Kevin was one of the 10 computer-selected finalists from more than 25,000 people who entered the “King of the Road” drawing by registering to donate blood with CBC between May, 28 and Aug. 31. The 10 finalists gathered at the downtown Dayton CBC Donor Center Thursday, Sept. 19 for the final drawing. Each selected an unmarked envelope, and after a countdown, ripped it open. Only Kevin’s contained a Golden Ticket, making him the new owner of the Harley.
He seemed stunned for a moment, then began waving the Golden Ticket and jumping up and down. He was soon getting a long hug from his wife Lori and a series of handshakes from his fellow finalists and blood donors.
“This is the biggest thing that I’ve ever won in my life,” he said. “I think in junior high I won a drawing for a bible – it was a really nice one – but that’s all I can remember.” Kevin was soon discussing the transfer of ownership with Jim Gover and Operations Manager Greg Foughty from Gover Harley-Davidson in Piqua, a partial sponsor in the King of the Road campaign, along with REACH Magazine and W Productions in Urbana.

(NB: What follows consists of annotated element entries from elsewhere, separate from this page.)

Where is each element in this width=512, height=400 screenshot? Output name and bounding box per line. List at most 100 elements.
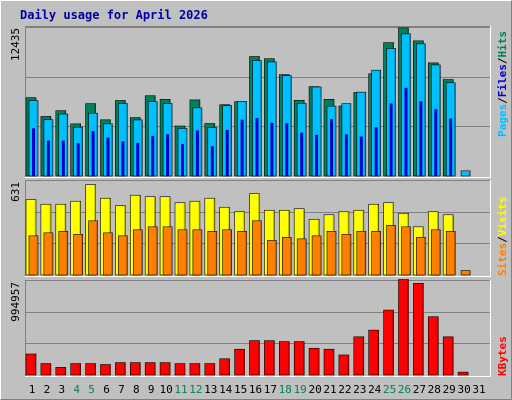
- x-tick-label-day-14: 14: [219, 383, 233, 396]
- pages-bar-day-2: [46, 140, 50, 176]
- x-tick-label-day-3: 3: [58, 383, 65, 396]
- pages-bar-day-18: [285, 123, 289, 176]
- x-tick-label-day-8: 8: [133, 383, 140, 396]
- pages-bar-day-16: [255, 118, 259, 176]
- x-tick-label-day-31: 31: [472, 383, 485, 396]
- kbytes-bar-day-20: [308, 347, 320, 376]
- x-tick-label-day-23: 23: [353, 383, 366, 396]
- pages-bar-day-3: [61, 140, 65, 176]
- sites-bar-day-5: [88, 220, 98, 276]
- kbytes-bar-day-24: [368, 329, 380, 376]
- x-axis-labels: 1 2 3 4 5 6 7 8 9 10 11 12 13 14 15 16 17 18 19 20 21 22 23 24 2…: [29, 383, 486, 396]
- kbytes-bar-day-17: [264, 340, 275, 376]
- kbytes-bar-day-12: [189, 363, 201, 376]
- kbytes-bar-day-13: [204, 363, 216, 376]
- sites-bar-day-16: [252, 220, 262, 276]
- kbytes-bar-day-6: [100, 364, 111, 376]
- x-tick-label-day-13: 13: [204, 383, 217, 396]
- sites-bar-day-3: [58, 231, 69, 276]
- visits-panel: [25, 180, 491, 277]
- x-tick-label-day-28: 28: [428, 383, 441, 396]
- sites-bar-day-14: [222, 229, 232, 276]
- sites-bar-day-21: [326, 231, 337, 276]
- sites-bar-day-11: [177, 229, 188, 276]
- x-tick-label-day-4: 4: [73, 383, 80, 396]
- x-tick-label-day-10: 10: [159, 383, 172, 396]
- sites-bar-day-8: [133, 229, 143, 276]
- x-tick-label-day-1: 1: [29, 383, 36, 396]
- x-tick-label-day-24: 24: [368, 383, 382, 396]
- x-tick-label-day-26: 26: [398, 383, 411, 396]
- visits-side-labels: Sites/Visits: [496, 197, 509, 277]
- pages-bar-day-27: [419, 101, 423, 176]
- sites-bar-day-20: [311, 235, 322, 276]
- x-tick-label-day-15: 15: [234, 383, 247, 396]
- visits-side-label: Visits: [496, 197, 509, 237]
- kbytes-bar-day-5: [85, 363, 96, 376]
- pages-bar-day-26: [404, 87, 408, 176]
- sites-bar-day-25: [386, 225, 396, 276]
- x-tick-label-day-30: 30: [457, 383, 470, 396]
- kbytes-bar-day-26: [398, 279, 409, 376]
- sites-bar-day-1: [28, 235, 39, 276]
- x-tick-label-day-29: 29: [443, 383, 456, 396]
- pages-bar-day-14: [225, 129, 229, 176]
- pages-bar-day-8: [136, 142, 140, 176]
- x-tick-label-day-5: 5: [88, 383, 95, 396]
- x-tick-label-day-20: 20: [308, 383, 321, 396]
- pages-bar-day-29: [449, 118, 453, 176]
- sites-bar-day-29: [445, 231, 456, 276]
- sites-bar-day-6: [103, 232, 113, 276]
- pages-bar-day-24: [374, 127, 378, 176]
- sites-bar-day-15: [237, 231, 247, 276]
- x-tick-label-day-7: 7: [118, 383, 125, 396]
- kbytes-bar-day-30: [457, 371, 469, 376]
- sites-bar-day-30: [460, 270, 471, 276]
- kbytes-bar-day-25: [383, 309, 394, 376]
- files-side-label: Files: [496, 64, 509, 97]
- kbytes-bar-day-4: [70, 363, 81, 376]
- kbytes-bar-day-22: [338, 354, 350, 376]
- kbytes-bar-day-15: [234, 348, 245, 376]
- pages-bar-day-10: [166, 134, 170, 176]
- pages-bar-day-13: [210, 146, 214, 176]
- sites-bar-day-26: [401, 226, 411, 276]
- kbytes-bar-day-14: [219, 358, 230, 376]
- kbytes-panel: [25, 279, 491, 377]
- kbytes-bar-day-3: [55, 367, 67, 376]
- pages-bar-day-9: [151, 135, 155, 176]
- pages-bar-day-1: [32, 128, 35, 176]
- kbytes-bar-day-9: [144, 362, 156, 376]
- kbytes-bar-day-28: [427, 316, 439, 376]
- kbytes-bar-day-11: [174, 363, 186, 376]
- x-tick-label-day-25: 25: [383, 383, 396, 396]
- kbytes-bar-day-1: [25, 353, 37, 376]
- hits-ymax-label: 12435: [9, 28, 22, 61]
- hits-panel: [25, 26, 491, 178]
- x-tick-label-day-11: 11: [174, 383, 187, 396]
- x-tick-label-day-22: 22: [338, 383, 351, 396]
- kbytes-bar-day-27: [413, 283, 424, 376]
- pages-bar-day-28: [434, 109, 438, 176]
- sites-bar-day-23: [356, 231, 367, 276]
- kbytes-side-label: KBytes: [496, 336, 509, 376]
- pages-bar-day-25: [389, 103, 393, 176]
- x-tick-label-day-17: 17: [264, 383, 277, 396]
- sites-bar-day-28: [430, 229, 441, 276]
- pages-bar-day-12: [195, 130, 199, 176]
- sites-bar-day-22: [341, 234, 352, 276]
- sites-bar-day-7: [118, 235, 128, 276]
- files-bar-day-30: [460, 170, 471, 177]
- kbytes-bar-day-21: [323, 348, 335, 376]
- pages-bar-day-7: [121, 141, 125, 176]
- pages-bar-day-5: [91, 131, 95, 176]
- visits-ymax-label: 631: [9, 182, 22, 202]
- sites-bar-day-9: [147, 226, 158, 276]
- pages-bar-day-11: [181, 144, 184, 176]
- kbytes-bar-day-8: [130, 362, 141, 376]
- kbytes-bar-day-18: [278, 341, 290, 376]
- x-tick-label-day-18: 18: [279, 383, 292, 396]
- sites-bar-day-27: [416, 237, 426, 276]
- kbytes-ymax-label: 994957: [9, 282, 22, 322]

“I definitely will keep the bike,” said Kevin, who had lamented selling his 1976 Harley-Davidson Electra Glide years ago to pay off bills. “I didn’t think I’d be able to get another one.” Kevin entered the King of the Road drawing June 19 when he made his 18th lifetime blood donation at a CBC mobile blood drive at his work, the Yamada of North America plant in South Charleston.

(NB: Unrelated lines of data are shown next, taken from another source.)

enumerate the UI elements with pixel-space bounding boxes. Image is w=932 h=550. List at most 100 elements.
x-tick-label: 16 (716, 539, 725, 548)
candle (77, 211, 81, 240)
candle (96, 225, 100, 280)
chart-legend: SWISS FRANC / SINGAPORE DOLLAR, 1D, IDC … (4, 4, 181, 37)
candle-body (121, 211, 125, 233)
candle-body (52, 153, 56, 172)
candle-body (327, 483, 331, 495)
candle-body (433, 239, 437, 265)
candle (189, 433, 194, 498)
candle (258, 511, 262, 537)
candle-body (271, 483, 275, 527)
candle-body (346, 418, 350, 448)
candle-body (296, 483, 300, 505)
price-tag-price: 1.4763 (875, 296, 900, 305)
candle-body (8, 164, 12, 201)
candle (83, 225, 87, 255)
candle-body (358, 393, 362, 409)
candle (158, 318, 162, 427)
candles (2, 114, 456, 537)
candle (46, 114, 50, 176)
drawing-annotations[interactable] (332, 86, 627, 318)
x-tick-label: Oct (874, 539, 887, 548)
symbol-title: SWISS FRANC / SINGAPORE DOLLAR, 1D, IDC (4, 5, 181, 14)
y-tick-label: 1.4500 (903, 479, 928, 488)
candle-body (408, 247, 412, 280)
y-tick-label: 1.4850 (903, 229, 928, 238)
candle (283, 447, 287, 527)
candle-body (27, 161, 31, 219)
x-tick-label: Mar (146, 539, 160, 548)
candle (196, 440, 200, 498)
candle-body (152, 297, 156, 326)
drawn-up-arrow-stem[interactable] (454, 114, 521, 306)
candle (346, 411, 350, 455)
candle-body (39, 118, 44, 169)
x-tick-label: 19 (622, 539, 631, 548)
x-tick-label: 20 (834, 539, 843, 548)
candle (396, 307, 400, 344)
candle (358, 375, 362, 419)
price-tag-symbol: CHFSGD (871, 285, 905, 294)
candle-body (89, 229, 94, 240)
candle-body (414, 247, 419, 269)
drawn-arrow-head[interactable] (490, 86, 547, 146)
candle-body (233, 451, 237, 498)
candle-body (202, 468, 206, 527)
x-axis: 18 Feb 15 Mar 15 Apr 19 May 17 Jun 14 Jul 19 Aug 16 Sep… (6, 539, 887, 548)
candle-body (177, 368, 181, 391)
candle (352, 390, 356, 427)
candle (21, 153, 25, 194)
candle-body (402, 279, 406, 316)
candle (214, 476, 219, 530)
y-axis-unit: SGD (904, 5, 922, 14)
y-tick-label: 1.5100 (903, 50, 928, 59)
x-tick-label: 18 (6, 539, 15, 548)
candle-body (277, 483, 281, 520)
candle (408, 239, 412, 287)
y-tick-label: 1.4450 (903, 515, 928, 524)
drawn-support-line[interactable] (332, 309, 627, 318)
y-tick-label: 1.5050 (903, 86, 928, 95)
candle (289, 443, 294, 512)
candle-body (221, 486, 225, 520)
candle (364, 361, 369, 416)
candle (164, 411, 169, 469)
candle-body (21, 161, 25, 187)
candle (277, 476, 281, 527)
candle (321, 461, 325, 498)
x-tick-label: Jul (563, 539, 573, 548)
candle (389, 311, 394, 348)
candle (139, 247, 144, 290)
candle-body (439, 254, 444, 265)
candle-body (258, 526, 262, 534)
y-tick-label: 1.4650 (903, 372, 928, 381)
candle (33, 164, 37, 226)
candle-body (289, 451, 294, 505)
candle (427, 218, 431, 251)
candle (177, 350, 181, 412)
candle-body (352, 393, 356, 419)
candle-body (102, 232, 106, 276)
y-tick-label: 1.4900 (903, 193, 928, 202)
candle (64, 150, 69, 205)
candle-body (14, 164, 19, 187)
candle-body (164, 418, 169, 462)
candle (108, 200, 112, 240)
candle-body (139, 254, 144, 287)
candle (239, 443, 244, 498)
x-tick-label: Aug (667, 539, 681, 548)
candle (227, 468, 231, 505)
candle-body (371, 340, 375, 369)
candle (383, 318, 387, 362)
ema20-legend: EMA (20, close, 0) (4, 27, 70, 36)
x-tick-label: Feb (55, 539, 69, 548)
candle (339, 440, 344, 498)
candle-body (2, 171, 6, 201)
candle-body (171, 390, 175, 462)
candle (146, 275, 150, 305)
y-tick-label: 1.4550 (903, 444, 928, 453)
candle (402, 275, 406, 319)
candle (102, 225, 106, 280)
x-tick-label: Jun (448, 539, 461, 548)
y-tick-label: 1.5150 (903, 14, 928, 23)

When the finalists arrived at CBC they received a welcome and thanks from Dr. David Smith, CEO of Community Blood Center/Community Tissue Services (CBC/CTS). “Summer is a special time for us,” he said. “It can be a challenge because it’s a difficult time for people to come in and donate. But we had more than 25,000 people register to give blood. I applaud everyone.”
Before the final drawing Kevin had said, “I can imagine this shining new hog purring under us, letting the sun and wind soak us in freedom and adventures.” His wife Lori wasn’t so optimistic. “I didn’t think he would win,” she laughed. “I thought we’re here, we’ll eat a couple of cookies and congratulate the winner.”
Kevin plans to remain an optimist, brush up on his motorcycle skills, and continue to donate. “This doesn’t change anything,” he said. “I give because I want to and I’ve seen the people that it’s helped. Someday I may need blood. If I do, I can feel like I deserve it.”